RE: Is blackface always offensive?
April 20, 2019 at 2:07 am
(This post was last modified: April 20, 2019 at 2:09 am by Athene.)
Historical context, OP. If you're interested.
https://www.history.com/news/blackface-h...sm-origins
Excerpts below:
https://www.history.com/news/blackface-h...sm-origins
Excerpts below:
Quote:The portrayal of blackface–when people darken their skin with shoe polish, greasepaint or burnt cork and paint on enlarged lips and other exaggerated features, is steeped in centuries of racism. It peaked in popularity during an era in the United States when demands for civil rights by recently emancipated slaves triggered racial hostility. And today, because of blackface’s historic use to denigrate people of African descent, its continued use is still considered racist.
“It’s an assertion of power and control,” says David Leonard , a professor of comparative ethnic studies and American studies at Washington State University. “It allows a society to routinely and historically imagine African Americans as not fully human. It serves to rationalize violence and Jim Crow segregation.”
Quote:Blackface minstrel shows soared in popularity, in particular, during the period after the Civil War and into the start of the 20th century, as documented in the Smithsonian National Museum of African American History and Culture’s official blackface history. The widespread demeaning portrayals of African Americans paralleled a period when southern state legislatures were passing “black codes” to restrict the behavior of former slaves and other African Americans. In fact, the codes were also called “Jim Crow” laws, after the blackface stage character.

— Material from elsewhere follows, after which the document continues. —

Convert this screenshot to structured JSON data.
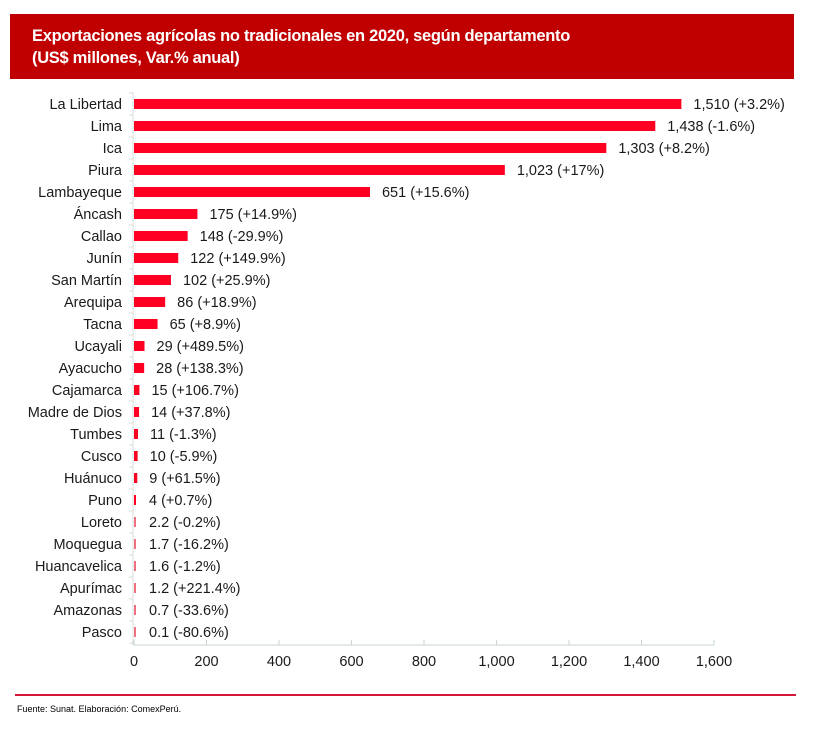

Quote:As society modernized, so did the ways in which blackface was portrayed. Not only was blackface in theaters, but it moved to the film industry. In the blockbuster movie The Birth of a Nation, blackface characters were seen as unscrupulous and rapists. The stereotypes were so powerful they became a recruiting tool for the Ku Klu Klan. African Americans protested the film’s portrayals and its distorted take on the post-Civil War era, yet it continued to be popular among white audiences.